# Objective
Transaction categorization for credit card data using fastText.

Dataset obtained from https://data.gov.uk/search?q=credit+card+transactions. Take the raw dataset from above, with the labels, and format it into fastText format as below:
        
\_\_label\_\_sauce \_\_label\_\_cheese How much does potato starch affect a cheese sauce recipe?

In [32]:
import fasttext
import pandas as pd

from sklearn.model_selection import train_test_split

#### Input parameters ##################
input_path = "./data/1718Pcard.csv"
output_path_train = "./data/1718card_fasttext_train.txt"
output_path_test = "./data/1718card_fasttext_test.txt"
########################################

# Load data

In [33]:
data = pd.read_csv(input_path)
data

Unnamed: 0,FIN.TRANSACTION DATE,FIN.POSTING DATE,FIN.TRANSACTION AMOUNT,MCH.MERCHANT NAME,MCH.CITY NAME,FIN.ORIGINAL CURRENCY AMOUNT,FIN.ORIGINAL ISO CURRENCY CODE SYMBOL,FIN.INET CONVERSION,target
0,06-04-17,07-04-17,36.55,TESCO STORE 2296,COLNEY HATCH,36.55,GBP,1.0,shopping
1,06-04-17,07-04-17,58.75,AMFBOWLING.CO.UK,01442 840200,58.75,GBP,1.0,entertainment
2,10-04-17,11-04-17,40.5,WWW.GOJUMPIN.COM,INTERNET,40.5,GBP,1.0,kids
3,12-04-17,13-04-17,23.9,AMFBOWLING.CO.UK,01442 840200,23.9,GBP,1.0,entertainment
4,12-04-17,13-04-17,24.28,VUE BSL LTD,LONDON,24.28,GBP,1.0,general
5,12-04-17,13-04-17,93.92,B & M RETAIL,TOTTENHAM,93.92,GBP,1.0,shopping
6,15-04-17,17-04-17,58,WILKO.COM,0845 6080807,58,GBP,1.0,shopping
7,18-04-17,19-04-17,12,TESCO STORES 2296,COLNEY HATCH,12,GBP,1.0,shopping
8,18-04-17,19-04-17,11.5,ASDA SUPERSTORE,S'GATE CIRCUS,11.5,GBP,1.0,shopping
9,18-04-17,19-04-17,20.72,ASDA SUPERSTORE,S'GATE CIRCUS,20.72,GBP,1.0,shopping


# Pre-process data

In [34]:
# Retain only rows where target is not null
data_target = data[~data['target'].isnull()]

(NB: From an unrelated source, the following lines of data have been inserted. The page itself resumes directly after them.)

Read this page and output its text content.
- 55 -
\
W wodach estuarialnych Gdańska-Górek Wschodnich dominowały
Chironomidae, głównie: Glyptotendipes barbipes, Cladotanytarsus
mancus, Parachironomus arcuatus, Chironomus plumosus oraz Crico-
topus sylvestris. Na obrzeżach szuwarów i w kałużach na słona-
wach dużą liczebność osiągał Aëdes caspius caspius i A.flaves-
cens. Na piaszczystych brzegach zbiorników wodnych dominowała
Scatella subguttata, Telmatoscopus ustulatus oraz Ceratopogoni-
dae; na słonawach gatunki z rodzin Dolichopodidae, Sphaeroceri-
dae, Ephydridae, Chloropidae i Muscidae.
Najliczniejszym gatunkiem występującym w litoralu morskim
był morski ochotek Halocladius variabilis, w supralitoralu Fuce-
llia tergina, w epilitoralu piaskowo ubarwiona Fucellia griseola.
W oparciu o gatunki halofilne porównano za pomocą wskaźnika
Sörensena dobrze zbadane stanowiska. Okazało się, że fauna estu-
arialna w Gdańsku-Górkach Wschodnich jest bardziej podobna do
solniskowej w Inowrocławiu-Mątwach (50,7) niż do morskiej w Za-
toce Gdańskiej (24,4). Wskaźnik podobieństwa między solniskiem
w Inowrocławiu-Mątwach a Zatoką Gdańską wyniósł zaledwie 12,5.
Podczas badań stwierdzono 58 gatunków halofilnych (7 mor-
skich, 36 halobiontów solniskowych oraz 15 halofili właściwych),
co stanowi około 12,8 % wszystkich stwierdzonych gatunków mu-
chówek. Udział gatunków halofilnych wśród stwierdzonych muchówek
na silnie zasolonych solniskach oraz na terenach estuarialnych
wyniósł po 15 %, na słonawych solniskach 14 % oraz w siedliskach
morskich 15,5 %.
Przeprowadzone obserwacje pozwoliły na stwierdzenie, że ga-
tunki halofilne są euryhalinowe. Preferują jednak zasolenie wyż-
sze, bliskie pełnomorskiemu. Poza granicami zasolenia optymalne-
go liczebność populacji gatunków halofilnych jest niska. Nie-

# Convert column names to lower case
data_target.columns = [str(x).lower().replace(' ', '_') for x in data_target.columns]

# Extract relevant columns
data_target = data_target[['mch.merchant_name', 'target']]

# Drop duplicate rows
print("len before drop duplicates = " + str(len(data_target)))
data_target.drop_duplicates(inplace=True)
print("len after drop duplicates = " + str(len(data_target)))

# Convert '.' to ' '
data_target['mch.merchant_name_split'] = data_target.apply(lambda row:
                                                           row['mch.merchant_name'].replace('.', ' ').lower(), axis=1)

# Drop column
data_target.drop('mch.merchant_name', axis=1, inplace=True)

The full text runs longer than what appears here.